Science Year 7 – Year 10
The PLC Science course introduces students to a wide range of science ideas and topics, providing a global view of past and present issues and developing the skills to communicate scientific ideas effectively. Although these topics lay the foundation for future studies of Science, the main emphasis is on providing the students with a broad scientific background helping them to draw links between science and everyday life.
The science course will offer a learning experience that will develop students’ critical thinking and research skills through the concepts of change, systems and relationships. These topics include the commonly known areas of Biological, Chemical, Physical, and Earth and Space Sciences.
The Science content includes the three strands of science understanding, science inquiry skills and science as a human endeavour. The three strands of the curriculum are interrelated and their content is taught in an integrated way.
Each topic is made relevant to the interests of the students and provides them with opportunities to explore science within different contexts, integrating with other subjects where appropriate.
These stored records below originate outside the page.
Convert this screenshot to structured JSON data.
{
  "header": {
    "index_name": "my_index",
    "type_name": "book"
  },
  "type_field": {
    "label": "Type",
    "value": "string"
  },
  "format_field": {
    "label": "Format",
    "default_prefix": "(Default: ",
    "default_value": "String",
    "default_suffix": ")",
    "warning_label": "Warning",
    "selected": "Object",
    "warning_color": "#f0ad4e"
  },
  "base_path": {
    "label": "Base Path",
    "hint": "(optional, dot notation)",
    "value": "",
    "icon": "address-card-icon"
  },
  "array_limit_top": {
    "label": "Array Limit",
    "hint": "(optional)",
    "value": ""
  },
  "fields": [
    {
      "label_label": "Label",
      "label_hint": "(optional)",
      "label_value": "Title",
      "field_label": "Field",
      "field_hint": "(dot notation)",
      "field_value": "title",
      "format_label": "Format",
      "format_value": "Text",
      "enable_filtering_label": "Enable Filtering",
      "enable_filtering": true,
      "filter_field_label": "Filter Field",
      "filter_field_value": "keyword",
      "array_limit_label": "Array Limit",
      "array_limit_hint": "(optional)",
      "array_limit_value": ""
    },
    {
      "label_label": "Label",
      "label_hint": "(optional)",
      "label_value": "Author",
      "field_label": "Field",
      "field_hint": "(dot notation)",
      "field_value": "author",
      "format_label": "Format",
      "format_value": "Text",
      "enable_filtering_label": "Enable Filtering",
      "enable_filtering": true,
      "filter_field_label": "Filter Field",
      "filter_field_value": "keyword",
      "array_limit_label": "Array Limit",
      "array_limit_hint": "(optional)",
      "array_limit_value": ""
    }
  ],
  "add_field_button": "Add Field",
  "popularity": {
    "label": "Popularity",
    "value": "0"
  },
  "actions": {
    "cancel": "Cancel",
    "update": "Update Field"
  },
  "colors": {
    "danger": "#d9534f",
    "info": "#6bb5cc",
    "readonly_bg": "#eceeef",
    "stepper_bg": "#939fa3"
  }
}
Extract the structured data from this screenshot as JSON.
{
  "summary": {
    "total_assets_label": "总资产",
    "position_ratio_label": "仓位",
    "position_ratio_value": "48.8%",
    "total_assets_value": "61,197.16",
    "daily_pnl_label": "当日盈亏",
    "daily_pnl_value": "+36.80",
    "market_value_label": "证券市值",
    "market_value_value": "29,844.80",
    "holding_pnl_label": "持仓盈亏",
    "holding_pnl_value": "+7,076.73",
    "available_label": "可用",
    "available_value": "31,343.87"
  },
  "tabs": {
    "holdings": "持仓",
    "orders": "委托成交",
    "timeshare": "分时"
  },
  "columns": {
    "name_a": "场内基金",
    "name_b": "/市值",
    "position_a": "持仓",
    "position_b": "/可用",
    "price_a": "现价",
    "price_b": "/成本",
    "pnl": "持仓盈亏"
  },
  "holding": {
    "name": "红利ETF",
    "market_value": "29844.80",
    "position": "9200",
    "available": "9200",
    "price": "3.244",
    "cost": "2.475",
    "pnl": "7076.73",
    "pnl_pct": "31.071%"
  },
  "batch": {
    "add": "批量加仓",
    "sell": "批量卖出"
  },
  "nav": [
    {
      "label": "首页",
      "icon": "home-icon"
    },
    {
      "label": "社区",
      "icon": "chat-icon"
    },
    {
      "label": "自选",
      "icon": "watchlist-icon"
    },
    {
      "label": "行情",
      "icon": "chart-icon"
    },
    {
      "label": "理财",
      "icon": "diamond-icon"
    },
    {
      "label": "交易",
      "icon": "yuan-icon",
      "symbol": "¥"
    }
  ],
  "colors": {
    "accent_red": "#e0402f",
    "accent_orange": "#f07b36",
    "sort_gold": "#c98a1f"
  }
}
There is a significant emphasis on student centred learning throughout the course, with students accepting a greater degree of responsibility for their own learning as they progress from Years 7 to 10. The range of student ability is catered for by a differentiated curriculum that allows students to progress in a manner that best suits their individual needs and abilities.
Over Years 7 to 10, students develop their understanding of microscopic and atomic structures; how systems at a range of scales are shaped by flows of energy and matter and interactions due to forces, and develop the ability to quantify changes and relative amounts.
In Year 7, students explore the diversity of life on Earth and start to develop an understanding of the role of classification in ordering and organising information. They use and develop models such as food chains and food webs to represent and analyse the flow of energy and matter through ecosystems and explore the impact of changing components within these systems. They consider the interaction between multiple forces when explaining changes in an object’s motion. They explore the notion of renewable and non-renewable resources and consider how this classification depends on the timescale considered. They investigate relationships in the Earth-sun-moon system and use models to predict and explain events. Students make accurate measurements and control variables to analyse relationships between system components. They explore and explain these relationships through appropriate representations and consider the role of science in decision-making processes.
In Year 8, students are introduced to cells as microscopic structures that explain macroscopic properties of living systems. They link form and function at a cellular level and explore the organisation of body systems in terms of flows of matter between interdependent organs. Similarly, they explore changes in matter at a particle level, and distinguish between chemical and physical change. They begin to classify different forms of energy, and describe the role of energy in causing change in systems, including the role of heat and kinetic energy. Students use experimentation to isolate relationships between components in systems and explain these relationships through increasingly complex representations. They make predictions and propose explanations, drawing on evidence to support their views while considering other points of view.
In Year 9, students consider the operation of systems at a range of scales. They explore ways in which the human body as a system responds to its external environment. They are introduced to the notion of the atom as a system of protons, electrons and neutrons, and how this system can change through nuclear decay. They learn that matter can be rearranged through chemical change and that these changes play an important role in many systems. They are introduced to the concept of the conservation of matter and begin to develop a more sophisticated view of energy transfer. They begin to apply their understanding of energy and forces to global systems such as continental movement.
In Year 10, the science course consists of three core subjects – Physics, Chemistry and Biology, which are taught by subject specialists to ensure a depth of content. The Physics course covers the topics of motion, forces and energy. The Chemistry unit covers collision theory, reactivity series, rates of reaction, hydrocarbons, bonding and an introduction to stoichiometry. The Biology unit includes genetics and an introduction to evolution.
In the Year 10 curriculum, students explore systems at different scales and connect microscopic and macroscopic properties to explain phenomena. Students explore the biological, chemical, and physical evidence for different theories. The three core subjects are taught by subject specialists to ensure a depth of content.
Students develop their understanding of atomic theory to understand relationships within the periodic table. They understand that motion and forces are related by applying physical laws. They learn about the relationships between aspects of the living, physical and chemical world that are applied to systems on a local and global scale and this enables them to predict how changes will affect equilibrium within these systems.
Each of these courses is designed not only to align with the Western Australian Curriculum for Science, but also to prepare the students for WACE and IB Diploma courses.